Il y a un sentiment de communauté étudiante et de «  mêmes droits à sauvegarder  ».

Ainsi, sous le second Empire, on voit les étudiants trouver, nombreux, le chemin du parti républicain. Mais, plus inédit, une partie va s’engager dans les rangs du socialisme, voire du socialisme révolutionnaire. On sait toute l’influence que Blanqui va avoir sur ces étudiants qui se réunissaient en 1866 à la taverne Glaser, rue Saint-Séverin  : Rigault, Vaillant, Eudes, Vuillaume, Protot et bien d’autres que nous retrouverons au premier plan lors de la Commune. Il est vrai qu’ils n’ont parfois plus d’étudiant que le nom  ! Comme Jules Vallès, après quelques mois d’inscription en faculté de droit, ils désertent des études qu’ils trouvent médiocres – à juste titre – pour se lancer dans l’action ou le journalisme, vivant de petits boulots déjà parfois. Mais d’autres comme Flourens, Vaillant ou Protot mènent leurs études à terme.Cette génération étudiante sera donc très présente en 1871 – mais ils ne sont alors plus étudiants. Peu d’étudiants dans les rangs communards, pourtant très largement ouverts aux jeunes

Nous voici arrivés aux étudiants de 1870-1871. Soulignons d’abord des conditions très particulières. Avec le siège, les facultés doivent interrompre une grande partie de leurs cours. En fait, la reprise générale des cours était prévue pour la fin de mars 1871. Elle n’eut pas lieu. Après le 18 mars, les doyens des deux principales facultés, droit et médecine, annulèrent la rentrée. Malgré les efforts de la Commune, il n’y eut pas de reprise des cours dans ces deux facultés. En lettres et en sciences, quelques cours eurent lieu, mais nombre de professeurs étaient partis.

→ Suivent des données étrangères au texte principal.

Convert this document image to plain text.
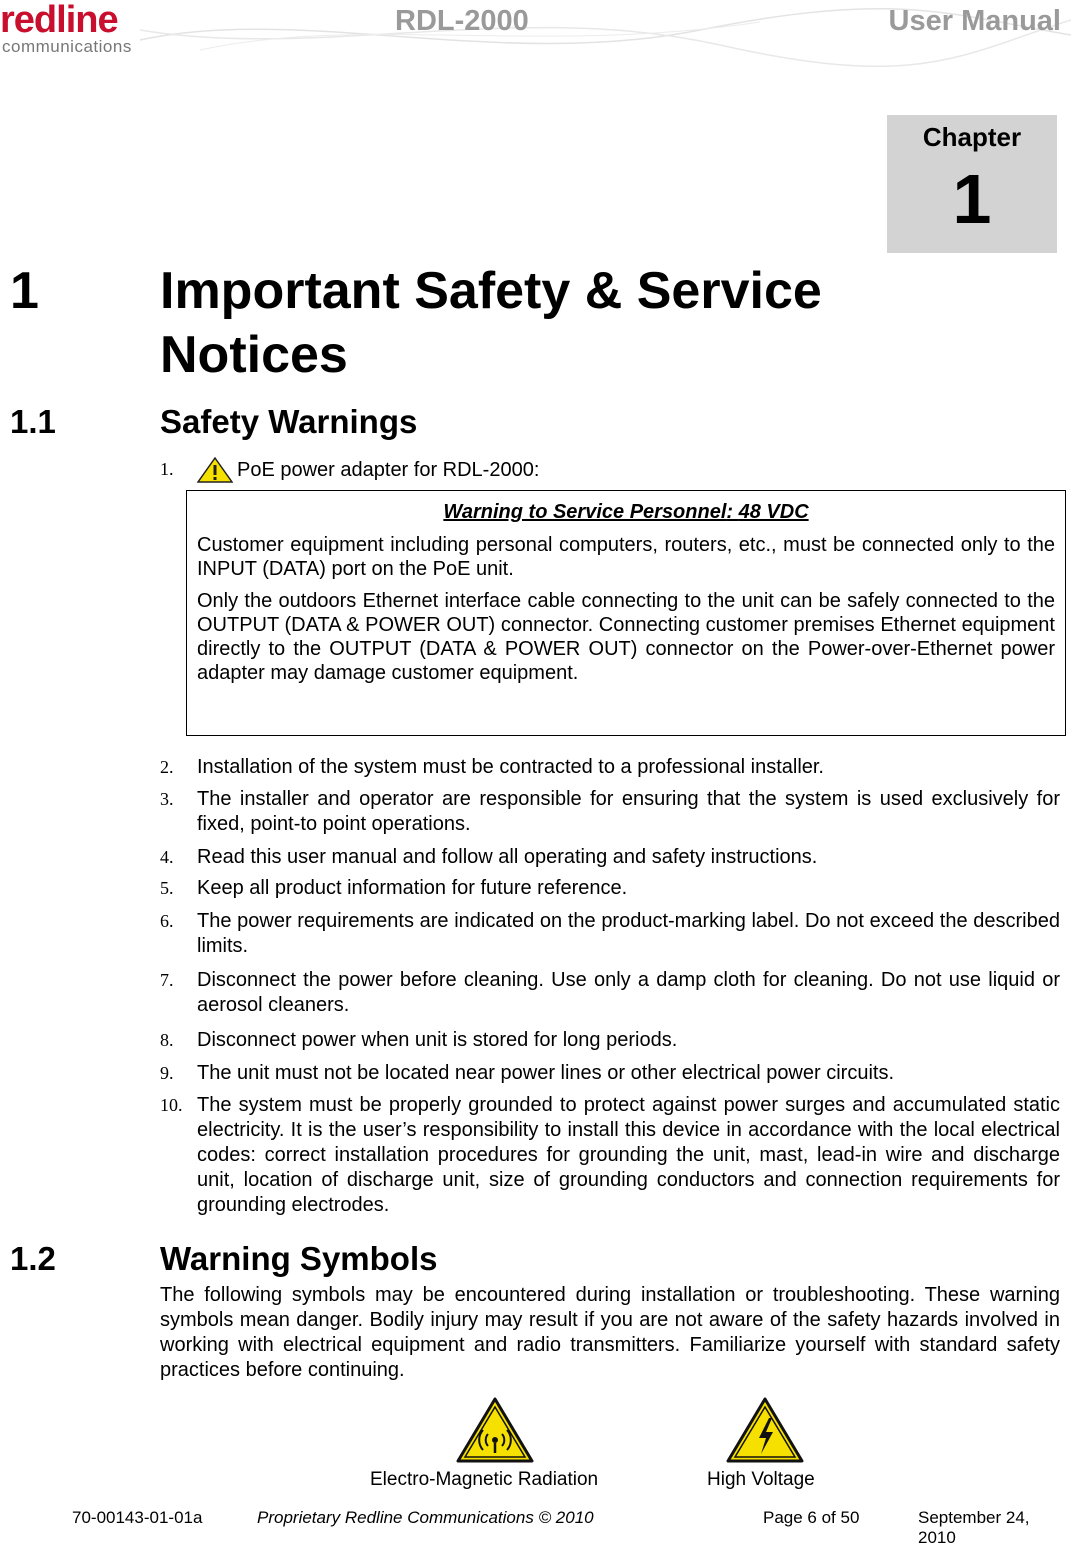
redline
communications
RDL-2000	User Manual
Chapter
1
1 Important Safety & Service Notices
1.1	Safety Warnings
1.	PoE power adapter for RDL-2000:
Warning to Service Personnel: 48 VDC

Customer equipment including personal computers, routers, etc., must be connected only to the INPUT (DATA) port on the PoE unit.

Only the outdoors Ethernet interface cable connecting to the unit can be safely connected to the OUTPUT (DATA & POWER OUT) connector. Connecting customer premises Ethernet equipment directly to the OUTPUT (DATA & POWER OUT) connector on the Power-over-Ethernet power adapter may damage customer equipment.

2. Installation of the system must be contracted to a professional installer.
3. The installer and operator are responsible for ensuring that the system is used exclusively for fixed, point-to point operations.
4. Read this user manual and follow all operating and safety instructions.
5. Keep all product information for future reference.
6. The power requirements are indicated on the product-marking label. Do not exceed the described limits.
7. Disconnect the power before cleaning. Use only a damp cloth for cleaning. Do not use liquid or aerosol cleaners.
8. Disconnect power when unit is stored for long periods.
9. The unit must not be located near power lines or other electrical power circuits.
10. The system must be properly grounded to protect against power surges and accumulated static electricity. It is the user’s responsibility to install this device in accordance with the local electrical codes: correct installation procedures for grounding the unit, mast, lead-in wire and discharge unit, location of discharge unit, size of grounding conductors and connection requirements for grounding electrodes.
1.2	Warning Symbols
The following symbols may be encountered during installation or troubleshooting. These warning symbols mean danger. Bodily injury may result if you are not aware of the safety hazards involved in working with electrical equipment and radio transmitters. Familiarize yourself with standard safety practices before continuing.
Electro-Magnetic Radiation	High Voltage
70-00143-01-01a	Proprietary Redline Communications © 2010	Page 6 of 50	September 24, 2010
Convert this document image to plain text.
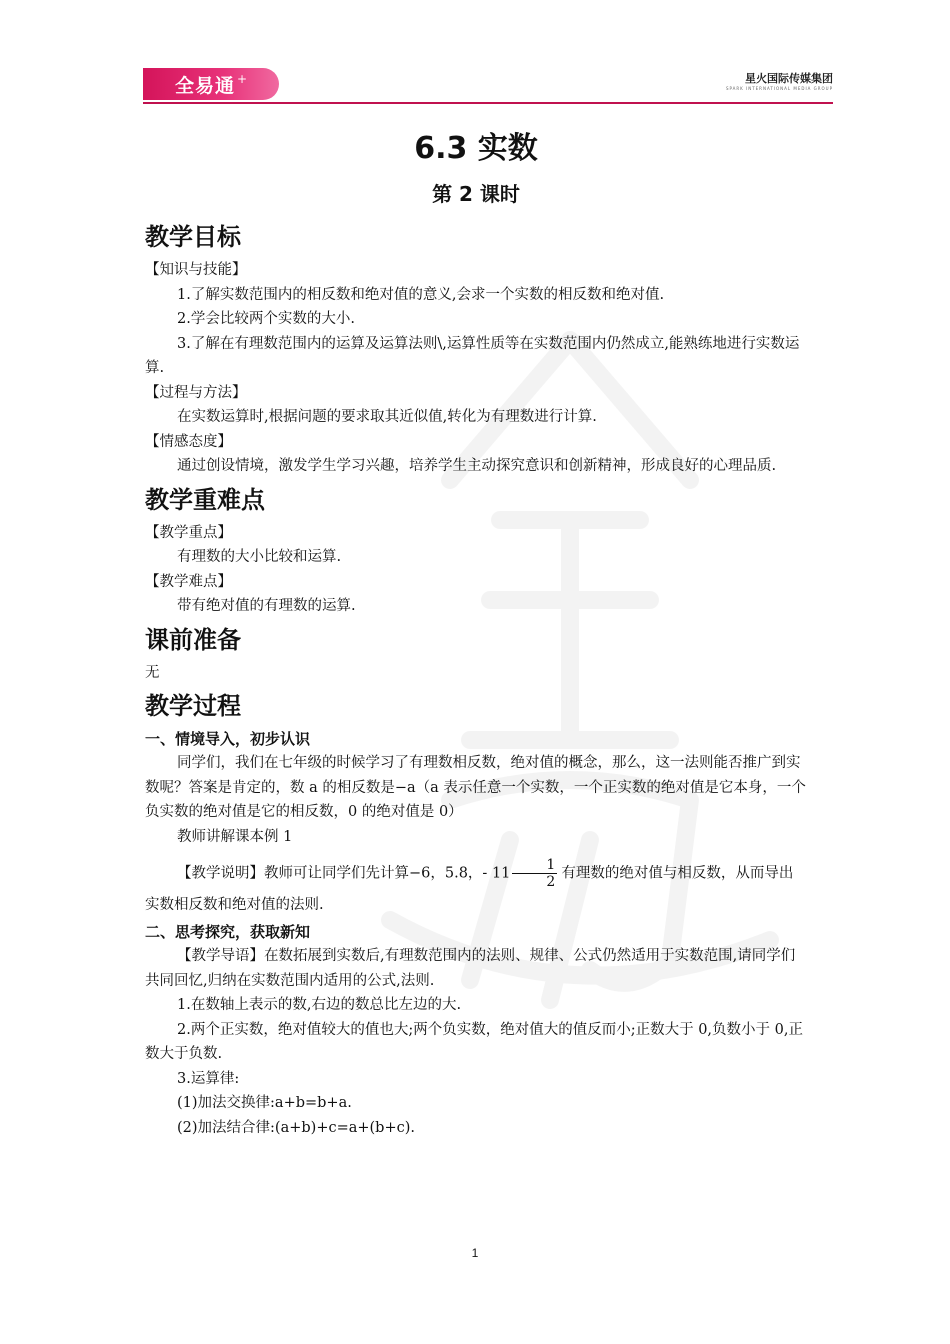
全易通 +	星火国际传媒集团
SPARK INTERNATIONAL MEDIA GROUP
6.3 实数
第 2 课时
教学目标

【知识与技能】

1.了解实数范围内的相反数和绝对值的意义,会求一个实数的相反数和绝对值.

2.学会比较两个实数的大小.

3.了解在有理数范围内的运算及运算法则\,运算性质等在实数范围内仍然成立,能熟练地进行实数运算.

【过程与方法】

在实数运算时,根据问题的要求取其近似值,转化为有理数进行计算.

【情感态度】

通过创设情境，激发学生学习兴趣，培养学生主动探究意识和创新精神，形成良好的心理品质.

教学重难点

【教学重点】

有理数的大小比较和运算.

【教学难点】

带有绝对值的有理数的运算.

课前准备

无

教学过程
一、情境导入，初步认识

同学们，我们在七年级的时候学习了有理数相反数，绝对值的概念，那么，这一法则能否推广到实数呢？答案是肯定的，数 a 的相反数是−a（a 表示任意一个实数，一个正实数的绝对值是它本身，一个负实数的绝对值是它的相反数，0 的绝对值是 0）

教师讲解课本例 1

【教学说明】教师可让同学们先计算−6，5.8，- $11 \frac{1}{2}$ 有理数的绝对值与相反数，从而导出实数相反数和绝对值的法则.

二、思考探究，获取新知

【教学导语】在数拓展到实数后,有理数范围内的法则、规律、公式仍然适用于实数范围,请同学们共同回忆,归纳在实数范围内适用的公式,法则.

1.在数轴上表示的数,右边的数总比左边的大.

2.两个正实数，绝对值较大的值也大;两个负实数，绝对值大的值反而小;正数大于 0,负数小于 0,正数大于负数.

3.运算律:

(1)加法交换律:a+b=b+a.

(2)加法结合律:(a+b)+c=a+(b+c).

1
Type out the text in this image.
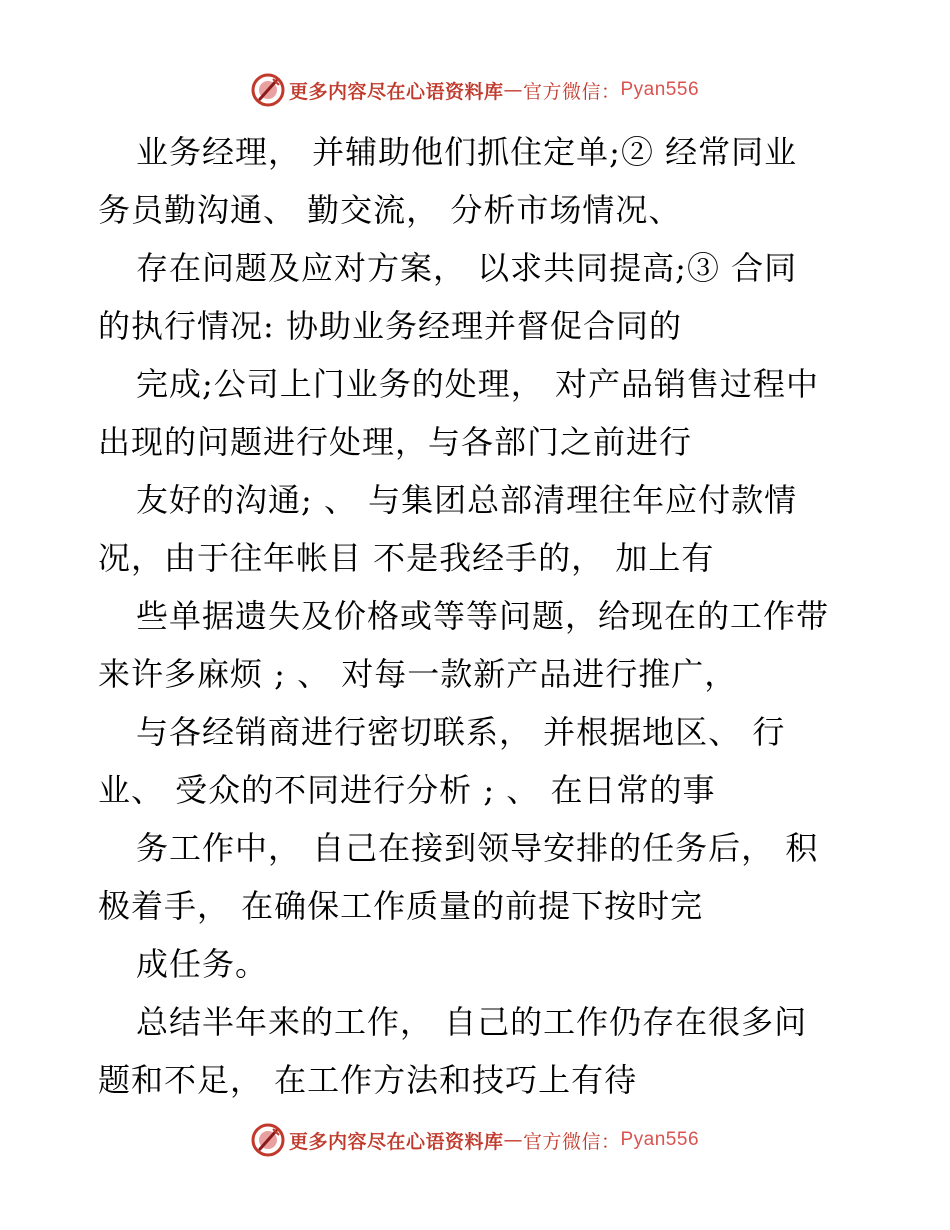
更多内容尽在心语资料库 — 官方微信： Pyan556
业务经理， 并辅助他们抓住定单;② 经常同业
务员勤沟通、 勤交流， 分析市场情况、
存在问题及应对方案， 以求共同提高;③ 合同
的执行情况: 协助业务经理并督促合同的
完成;公司上门业务的处理， 对产品销售过程中
出现的问题进行处理，与各部门之前进行
友好的沟通; 、 与集团总部清理往年应付款情
况，由于往年帐目 不是我经手的， 加上有
些单据遗失及价格或等等问题，给现在的工作带
来许多麻烦 ; 、 对每一款新产品进行推广，
与各经销商进行密切联系， 并根据地区、 行
业、 受众的不同进行分析 ; 、 在日常的事
务工作中， 自己在接到领导安排的任务后， 积
极着手， 在确保工作质量的前提下按时完
成任务。
总结半年来的工作， 自己的工作仍存在很多问
题和不足， 在工作方法和技巧上有待
更多内容尽在心语资料库 — 官方微信： Pyan556
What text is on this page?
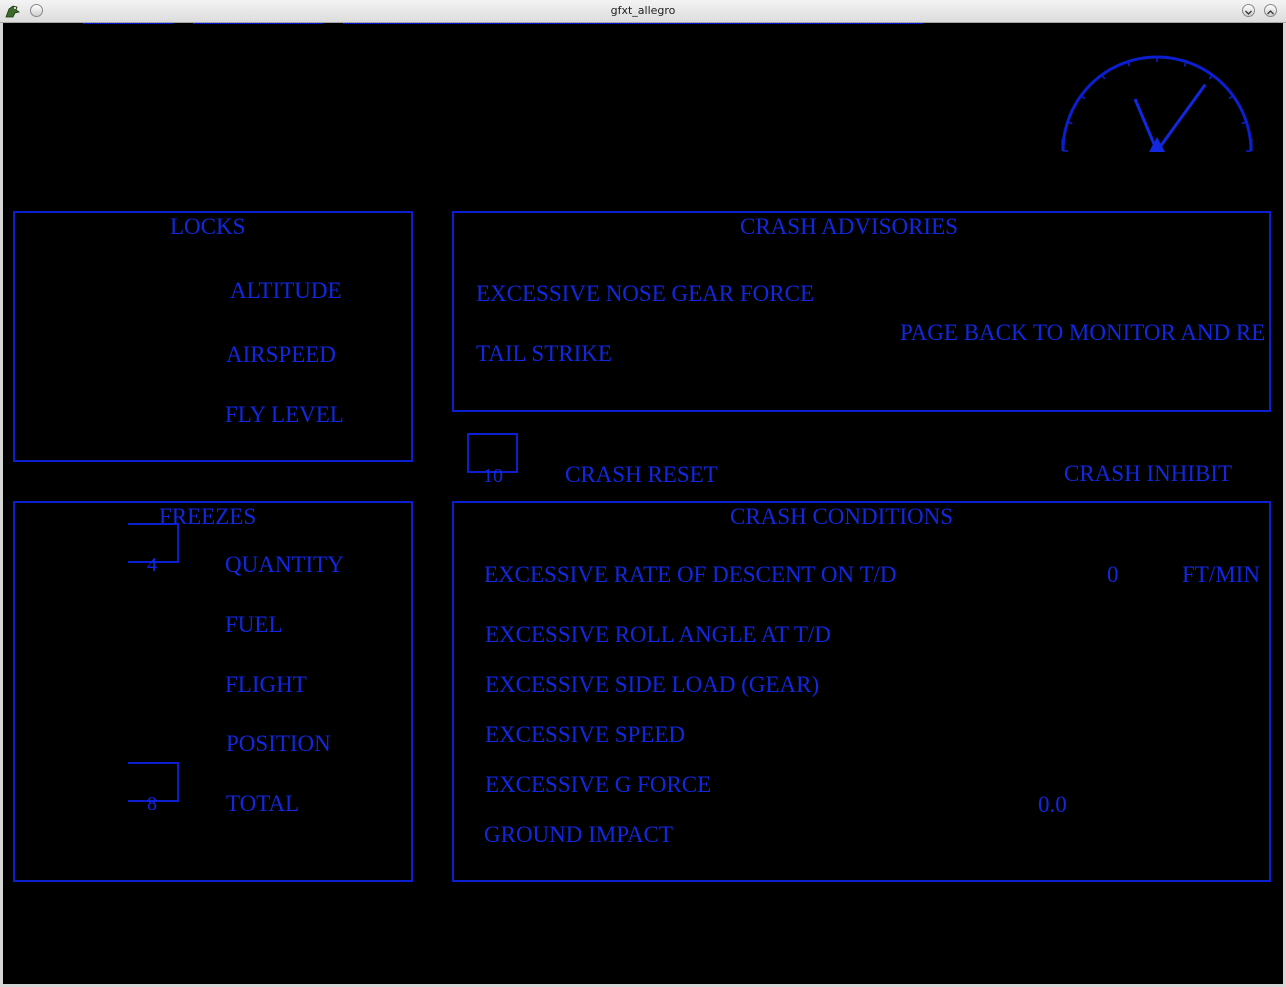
gfxt_allegro
LOCKS
ALTITUDE
AIRSPEED
FLY LEVEL
CRASH ADVISORIES
EXCESSIVE NOSE GEAR FORCE
TAIL STRIKE
PAGE BACK TO MONITOR AND RE
10	CRASH RESET	CRASH INHIBIT
FREEZES
4	QUANTITY
FUEL
FLIGHT
POSITION
8	TOTAL
CRASH CONDITIONS
EXCESSIVE RATE OF DESCENT ON T/D	0	FT/MIN
EXCESSIVE ROLL ANGLE AT T/D
EXCESSIVE SIDE LOAD (GEAR)
EXCESSIVE SPEED
EXCESSIVE G FORCE
0.0
GROUND IMPACT
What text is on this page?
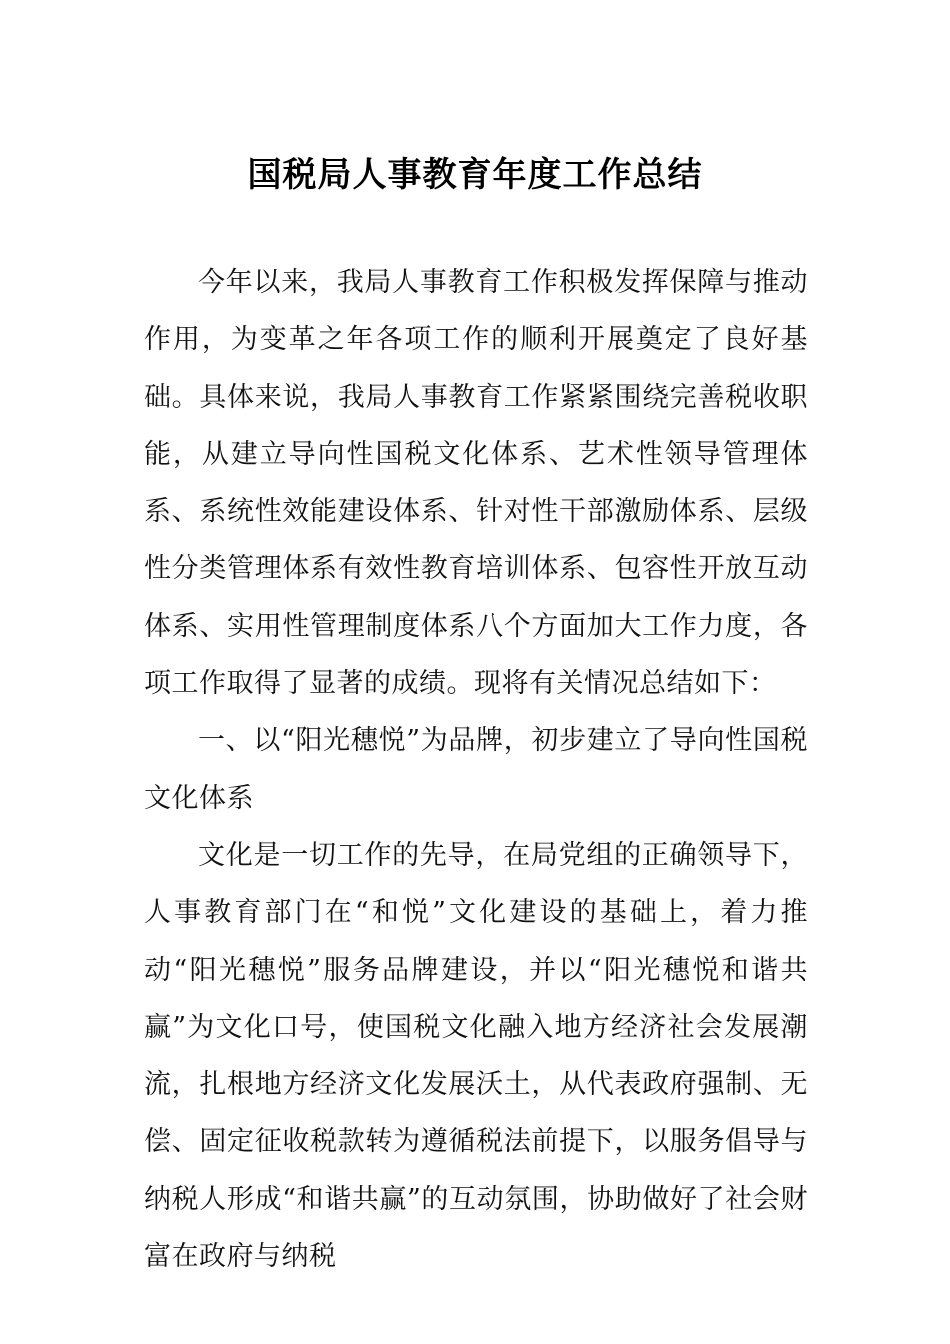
国税局人事教育年度工作总结

今年以来，我局人事教育工作积极发挥保障与推动作用，为变革之年各项工作的顺利开展奠定了良好基础。具体来说，我局人事教育工作紧紧围绕完善税收职能，从建立导向性国税文化体系、艺术性领导管理体系、系统性效能建设体系、针对性干部激励体系、层级性分类管理体系有效性教育培训体系、包容性开放互动体系、实用性管理制度体系八个方面加大工作力度，各项工作取得了显著的成绩。现将有关情况总结如下：

一、以“阳光穗悦”为品牌，初步建立了导向性国税文化体系

文化是一切工作的先导，在局党组的正确领导下，人事教育部门在“和悦”文化建设的基础上，着力推动“阳光穗悦”服务品牌建设，并以“阳光穗悦和谐共赢”为文化口号，使国税文化融入地方经济社会发展潮流，扎根地方经济文化发展沃土，从代表政府强制、无偿、固定征收税款转为遵循税法前提下，以服务倡导与纳税人形成“和谐共赢”的互动氛围，协助做好了社会财富在政府与纳税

Force alors est de constater que le rôle des étudiants pendant la Commune fut minime. Non seulement ils ne furent pas les déclencheurs du mouvement comme en 1968 (pas de 22 mars 1871  !), mais même nous trouvons peu d’étudiants dans les rangs communards, pourtant très largement ouverts aux jeunes. Une recherche dans le Maitron, complétée par quelques autres sources, fait apparaître une quarantaine de noms. Six sont des officiers et six des médecins de la garde nationale, d’autres ont des fonctions diverses ou inconnues. Les étudiants en médecine arrivent assez nettement en tête  : assez nombreux sont ceux qui ont accepté des fonctions d’aide-major dans la garde nationale.

Et la Commune rencontre des difficultés à entraîner le plus grand nombre des étudiants. Ainsi, une réunion des étudiants en médecine refuse de s’associer à la démarche de la Commune pour rouvrir la faculté de médecine.

Cependant, la Commune est un moment d’innovation, car libérant les énergies et les initiatives démocratiques. Comment des étudiants de 1871 y auraient-ils échappé  ? C’est ainsi que va naître l’association que nous avons évoquée et qui n’est rien d’autre que la première mouture d’un syndicalisme étudiant (non une simple corporation étudiante), vingt ans avant les premières créations d’association générale étudiante.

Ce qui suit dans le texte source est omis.